Established only in April of 2011, the Yokohama Graduate School of Architecture (Y-GSA) aims to train highly specialized future professionals whose work will involve a variety of urban innovation projects. The school is located in a former power plant that was converted into a studio for the school’s needs. A total of 40 students are undergoing a 2-year master’s programme here, switching between different research studios that touch upon various urban topics, with a possibility of a 6-month internship in an architectural office, instead of one of the studios.

Architecture is a highly competitive field in Japan. There are 7 major architectural bureaus here.  Of all graduates only 5% have an opportunity to go work abroad; most stay in their homeland and become professors or work in local offices.

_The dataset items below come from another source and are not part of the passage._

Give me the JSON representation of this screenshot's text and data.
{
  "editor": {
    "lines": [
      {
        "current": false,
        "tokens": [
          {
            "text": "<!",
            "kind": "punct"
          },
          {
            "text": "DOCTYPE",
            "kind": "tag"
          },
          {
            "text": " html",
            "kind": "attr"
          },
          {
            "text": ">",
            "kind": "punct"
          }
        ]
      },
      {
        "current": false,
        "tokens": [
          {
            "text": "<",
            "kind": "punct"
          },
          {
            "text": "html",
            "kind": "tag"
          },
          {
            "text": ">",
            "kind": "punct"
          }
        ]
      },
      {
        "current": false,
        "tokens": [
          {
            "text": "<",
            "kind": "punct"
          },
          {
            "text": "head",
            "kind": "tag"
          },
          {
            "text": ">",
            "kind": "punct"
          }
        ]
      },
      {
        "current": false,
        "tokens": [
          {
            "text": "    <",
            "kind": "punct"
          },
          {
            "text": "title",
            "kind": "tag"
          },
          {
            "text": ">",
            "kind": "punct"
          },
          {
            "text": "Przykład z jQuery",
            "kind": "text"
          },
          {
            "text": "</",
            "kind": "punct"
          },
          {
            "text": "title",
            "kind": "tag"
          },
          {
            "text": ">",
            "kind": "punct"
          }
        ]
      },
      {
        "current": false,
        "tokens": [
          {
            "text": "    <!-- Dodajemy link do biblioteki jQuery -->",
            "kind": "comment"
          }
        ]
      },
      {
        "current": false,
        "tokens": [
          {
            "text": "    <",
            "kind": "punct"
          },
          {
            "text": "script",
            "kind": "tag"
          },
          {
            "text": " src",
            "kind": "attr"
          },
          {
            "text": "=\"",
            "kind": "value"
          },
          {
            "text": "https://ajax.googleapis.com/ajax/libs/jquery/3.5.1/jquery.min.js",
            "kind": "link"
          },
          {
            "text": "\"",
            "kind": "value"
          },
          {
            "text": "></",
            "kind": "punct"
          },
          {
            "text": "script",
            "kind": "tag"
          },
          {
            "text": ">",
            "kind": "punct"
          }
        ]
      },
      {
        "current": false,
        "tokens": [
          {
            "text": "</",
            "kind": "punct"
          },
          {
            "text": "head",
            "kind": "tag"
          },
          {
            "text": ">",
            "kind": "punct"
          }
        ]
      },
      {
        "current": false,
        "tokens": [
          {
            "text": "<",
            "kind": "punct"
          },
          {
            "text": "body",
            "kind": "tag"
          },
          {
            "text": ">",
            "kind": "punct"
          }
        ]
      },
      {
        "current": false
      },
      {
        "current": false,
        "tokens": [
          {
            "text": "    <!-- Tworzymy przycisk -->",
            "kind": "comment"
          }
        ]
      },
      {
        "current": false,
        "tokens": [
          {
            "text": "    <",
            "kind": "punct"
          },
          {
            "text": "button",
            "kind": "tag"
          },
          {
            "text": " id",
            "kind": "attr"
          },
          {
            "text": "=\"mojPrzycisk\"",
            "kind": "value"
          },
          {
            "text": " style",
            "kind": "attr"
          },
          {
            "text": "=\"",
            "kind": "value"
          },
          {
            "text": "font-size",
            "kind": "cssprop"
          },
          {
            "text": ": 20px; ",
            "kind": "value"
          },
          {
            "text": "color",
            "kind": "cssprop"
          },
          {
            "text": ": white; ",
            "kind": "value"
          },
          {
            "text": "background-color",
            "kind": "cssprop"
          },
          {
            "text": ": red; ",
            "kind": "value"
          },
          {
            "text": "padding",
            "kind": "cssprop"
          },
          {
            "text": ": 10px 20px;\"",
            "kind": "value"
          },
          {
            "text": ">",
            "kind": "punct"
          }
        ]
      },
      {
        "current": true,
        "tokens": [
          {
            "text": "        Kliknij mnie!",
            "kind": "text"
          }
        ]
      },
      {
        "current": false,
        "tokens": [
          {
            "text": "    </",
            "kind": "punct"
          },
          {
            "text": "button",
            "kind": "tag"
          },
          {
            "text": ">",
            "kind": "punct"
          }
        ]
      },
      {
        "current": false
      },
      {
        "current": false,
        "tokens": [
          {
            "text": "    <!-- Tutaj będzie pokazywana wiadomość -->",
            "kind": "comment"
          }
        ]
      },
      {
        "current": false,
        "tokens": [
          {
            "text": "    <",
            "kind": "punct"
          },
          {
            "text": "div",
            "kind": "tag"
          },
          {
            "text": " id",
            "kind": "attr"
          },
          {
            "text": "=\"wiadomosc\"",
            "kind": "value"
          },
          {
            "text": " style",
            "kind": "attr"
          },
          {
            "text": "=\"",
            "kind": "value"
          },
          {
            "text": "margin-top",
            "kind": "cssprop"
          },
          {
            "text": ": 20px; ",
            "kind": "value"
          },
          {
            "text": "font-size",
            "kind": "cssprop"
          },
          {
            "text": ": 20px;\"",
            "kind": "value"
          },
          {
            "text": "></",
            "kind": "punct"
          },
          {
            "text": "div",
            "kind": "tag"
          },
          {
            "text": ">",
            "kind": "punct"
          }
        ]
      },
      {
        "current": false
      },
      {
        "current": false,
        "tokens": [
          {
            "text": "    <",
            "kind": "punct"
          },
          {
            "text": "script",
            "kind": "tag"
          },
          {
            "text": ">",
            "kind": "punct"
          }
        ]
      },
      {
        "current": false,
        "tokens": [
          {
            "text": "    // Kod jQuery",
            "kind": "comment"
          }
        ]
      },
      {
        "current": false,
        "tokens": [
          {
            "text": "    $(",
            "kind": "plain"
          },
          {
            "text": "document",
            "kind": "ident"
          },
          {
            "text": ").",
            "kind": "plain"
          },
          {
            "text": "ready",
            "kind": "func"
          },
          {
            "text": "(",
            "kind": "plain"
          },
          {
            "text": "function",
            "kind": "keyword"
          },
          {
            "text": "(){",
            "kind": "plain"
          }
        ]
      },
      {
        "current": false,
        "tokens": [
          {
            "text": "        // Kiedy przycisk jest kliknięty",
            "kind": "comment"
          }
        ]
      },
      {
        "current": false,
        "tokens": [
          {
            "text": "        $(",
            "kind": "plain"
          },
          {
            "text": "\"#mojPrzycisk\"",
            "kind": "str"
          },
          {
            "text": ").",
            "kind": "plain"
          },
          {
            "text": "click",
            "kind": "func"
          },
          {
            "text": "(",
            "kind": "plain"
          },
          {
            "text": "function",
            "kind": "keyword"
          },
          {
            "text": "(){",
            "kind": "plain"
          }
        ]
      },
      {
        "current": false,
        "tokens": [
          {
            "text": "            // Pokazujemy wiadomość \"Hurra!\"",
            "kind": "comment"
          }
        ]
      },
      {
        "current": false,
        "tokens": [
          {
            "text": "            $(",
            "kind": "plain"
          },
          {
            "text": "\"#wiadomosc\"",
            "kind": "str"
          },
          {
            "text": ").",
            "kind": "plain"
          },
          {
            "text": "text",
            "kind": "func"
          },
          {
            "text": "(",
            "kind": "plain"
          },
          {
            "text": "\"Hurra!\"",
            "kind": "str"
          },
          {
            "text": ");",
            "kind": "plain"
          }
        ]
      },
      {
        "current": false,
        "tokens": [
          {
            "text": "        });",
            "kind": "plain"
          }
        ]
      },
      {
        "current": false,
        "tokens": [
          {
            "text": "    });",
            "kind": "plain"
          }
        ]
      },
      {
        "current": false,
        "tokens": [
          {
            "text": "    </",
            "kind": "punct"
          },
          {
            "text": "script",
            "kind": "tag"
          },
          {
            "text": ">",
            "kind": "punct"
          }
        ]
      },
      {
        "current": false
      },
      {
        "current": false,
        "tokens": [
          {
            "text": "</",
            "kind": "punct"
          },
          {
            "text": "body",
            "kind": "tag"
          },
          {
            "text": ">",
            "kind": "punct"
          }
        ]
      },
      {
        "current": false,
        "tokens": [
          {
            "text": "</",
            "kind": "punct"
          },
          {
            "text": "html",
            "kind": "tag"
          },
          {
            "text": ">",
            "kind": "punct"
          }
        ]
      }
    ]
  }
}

At the Y-GSA, Professor Koh Kitayama, founder of WORKSHOP, one of Japan’s leading architectural offices, gave a lecture on the metabolism of Tokyo. A commissioner of Venice Biennale 2010, Kitayama talked about Tokyo of the 21st century by comparing western and eastern approaches to a city. «Urban public spaces are authoritarian devices for suppressing people», was written on Japan’s pavilion at the Venice Biennale. Mentioning this text to Strelka’s students, Kitayama stressed the importance of the subject of metabolism, a concept that 50 years ago became the first influential manifesto regarding the city that Japan gave to the world.

Tokyo is a city that allows free-standing objects within each block, though on a very small scale. These dwellings are mostly owned by one family and give a certain freedom for expression. Due to a complex planning legislation that limits the development of land plots in height and width, but allows the creation of in-between spaces, Tokyo’s landscape is constantly changing. The changes also take place due to earthquakes.

There are 1.7 million home owners in Tokyo. Because of the high heritage tax, plots of land get subdivided into smaller parts (1st, 2nd, 3rd generation), creating more individual owners. The territories between the newly constructed houses become residue spaces where gardens and public spaces appear. The city is continuously renewed, and in this constantly changing environment people don’t get attached to buildings, they value the change that is happening and are not keen on preservation. Here is where architects can unleash their creativity by using the opportunity to turn towards small-scale individual architecture.

After Professor Koh Kitayama’s lecture, the architect Julian Worral guided the students towards Osanbashi Pier that is the main international pier at the Yokohama port. Originally built in 1889, the pier was reconstructed in 2002 by Foreign Office Architects and has become a popular attraction for visitors and acts as an open public space. The fluid and multi-directional space creates a holistic architectural object, being a continuation of the ground surfaces. The structural folds of the pier are specially designed to cope with seismic activities and prevent the collapse of the building.

On Monday, the students went out on their assignments and explored the Harajuku, Shibuya and Omotesando areas of Tokyo. By the end of the week, on Friday, they will have to present their findings and impressions of Tokyo’s living, identity and urbanism. Meanwhile, they met with the Pritzker Prize-winning architect Kazuyo Sejima who came to Strelka in May 2011. She spoke on her project of the Shibaura house that was recently completed. Perched up on a plot of land of 60 sq meters, the building was created with the desire to make it more open to the public. The inner courtyard of the multi-storey house continues from the ground to the top in a spiralling manner producing open terraces and thus merging the living space with the street outside.